Heureusement, la deuxième moitié du film s’émancipe un peu du modèle indépassable de Murnau pour centrer l’histoire, non plus sur le groupe d’amis de Mina (Ellen dans le film, jouée par Lily-Rose Depp) ou sur la traque du vampire par les hommes, mais sur Mina/Ellen elle-même. Avec ses gros sabots d’américain, Eggers transforme la fable vampirique en métaphore (qui n’en est pas vraiment une parce que c’est très clairement dit) du combat intérieur d’Ellen entre bien et mal. Et même si ça manque cruellement de subtilité, j’ai trouvé ça cool.
J’ai beaucoup moins aimé l’apparence donnée à Nosferatu, parce que contrairement à Coppola, Eggers oublie que le pouvoir de fascination du vampire réside dans son apparence changeante, et notamment dans sa beauté surréelle.
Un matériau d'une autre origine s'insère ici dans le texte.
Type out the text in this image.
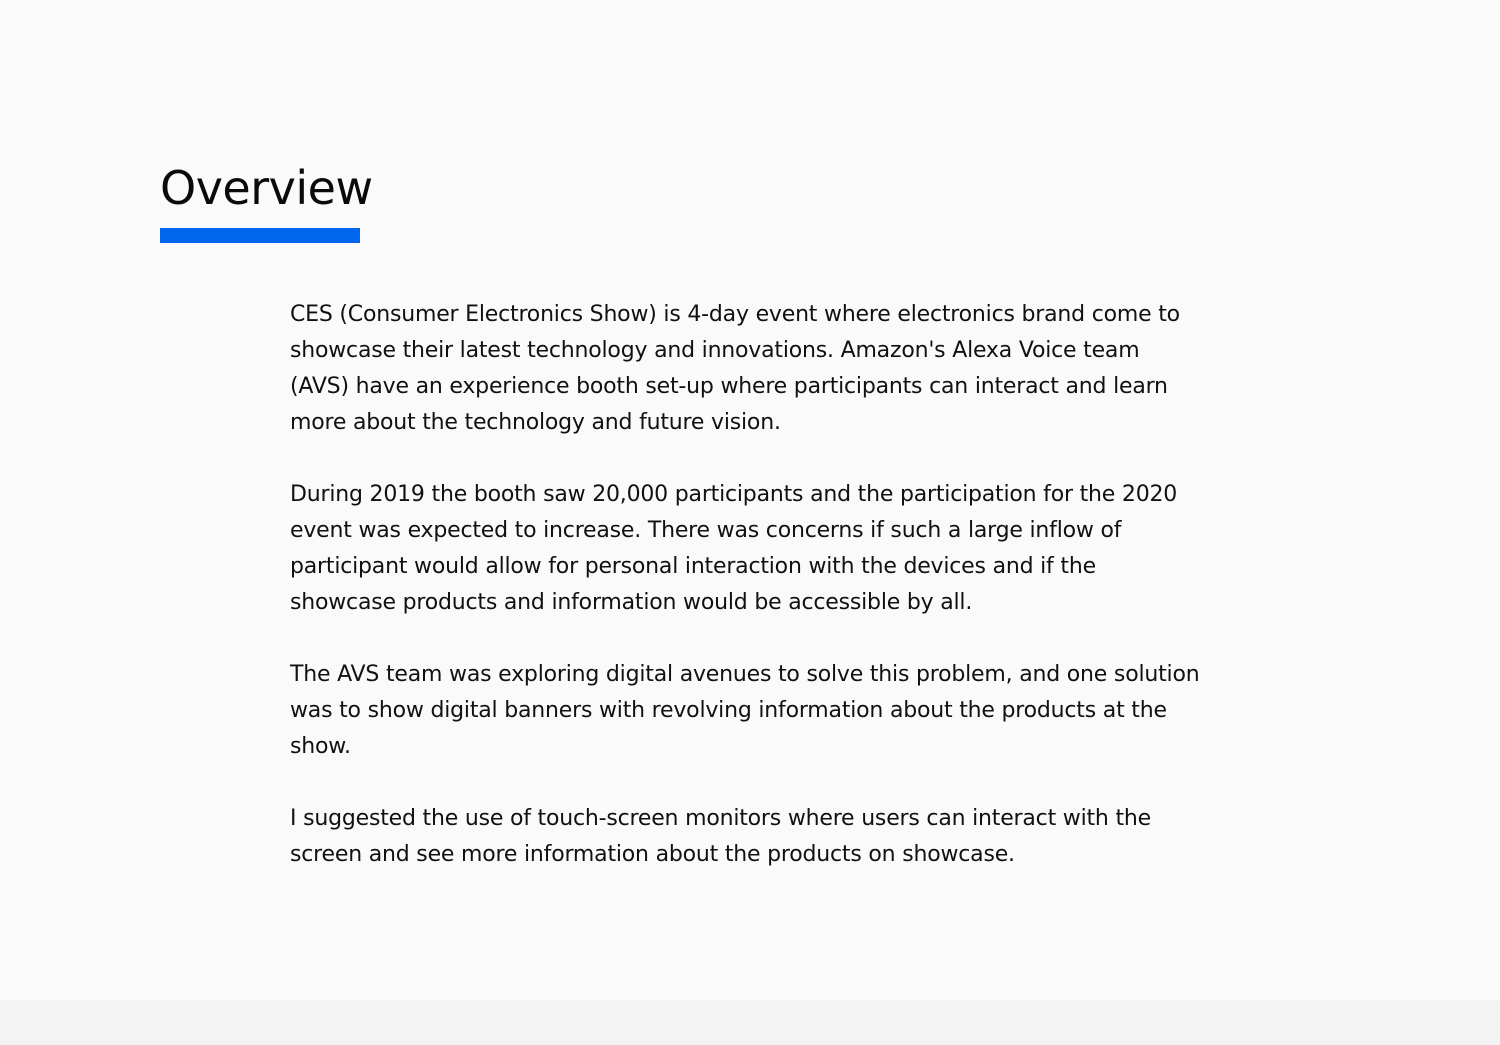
Overview

CES (Consumer Electronics Show) is 4-day event where electronics brand come to showcase their latest technology and innovations. Amazon's Alexa Voice team (AVS) have an experience booth set-up where participants can interact and learn more about the technology and future vision.

During 2019 the booth saw 20,000 participants and the participation for the 2020 event was expected to increase. There was concerns if such a large inflow of participant would allow for personal interaction with the devices and if the showcase products and information would be accessible by all.

The AVS team was exploring digital avenues to solve this problem, and one solution was to show digital banners with revolving information about the products at the show.

I suggested the use of touch-screen monitors where users can interact with the screen and see more information about the products on showcase.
Dans le livre, comme dans le film de Coppola, Dracula a tour à tour l’apparence d’un vieil homme ou d’un beau jeune homme (joué par Johnny Depp 🤢 chez Coppola), et c’est cette beauté qui fait succomber Mina. Parce que, désolée, mais Nosferatu version Dark Vador, ça ne nous aide pas vraiment à comprendre le pouvoir magnétique qu’il exerce sur Ellen. À moins qu’elle ait été biberonnée aux dark romances7 et aux shadow daddies…
2. Érotisme et vampirisme : Nosferatu shadow daddy
J’ai appris ce qu’était un shadow daddy en regardant cette vidéo de The Book Leo : pour la faire courte, c’est le nom utilisé par vous-savez-quelle-génération (la Z) pour désigner un personnage masculin immortel, aux pouvoirs obscurs, impliqué dans une romance avec (le plus souvent) une mortelle à peine adulte. Pensez Edward Cullen ou Damon Salvatore.
Ce qui est drôle dans Nosferatu, c’est qu’on dirait que Robert Eggers a pris ce topos au pied de la lettre : Nosferatu, pour Ellen, est avant tout une ombre, mais une ombre avec laquelle elle parvient tout de même à avoir une relation sexuelle. On est en pleine romantasy8, et promis j’arrête avec les termes anglophones à partir de maintenant.
Si je doute qu’Eggers soit au courant des termes en vogue sur le BookTok, cette mise en scène de Nosferatu comme personnage masculin d’une romance est totalement délibérée. D’abord parce qu’elle s’inscrit dans l’héritage d’Herzog et Coppola, ensuite parce qu’Eggers a manifestement souhaité pousser l’érotisme vampirique à son paroxysme – au point que ça devient par moments un tant soit peu ridicule.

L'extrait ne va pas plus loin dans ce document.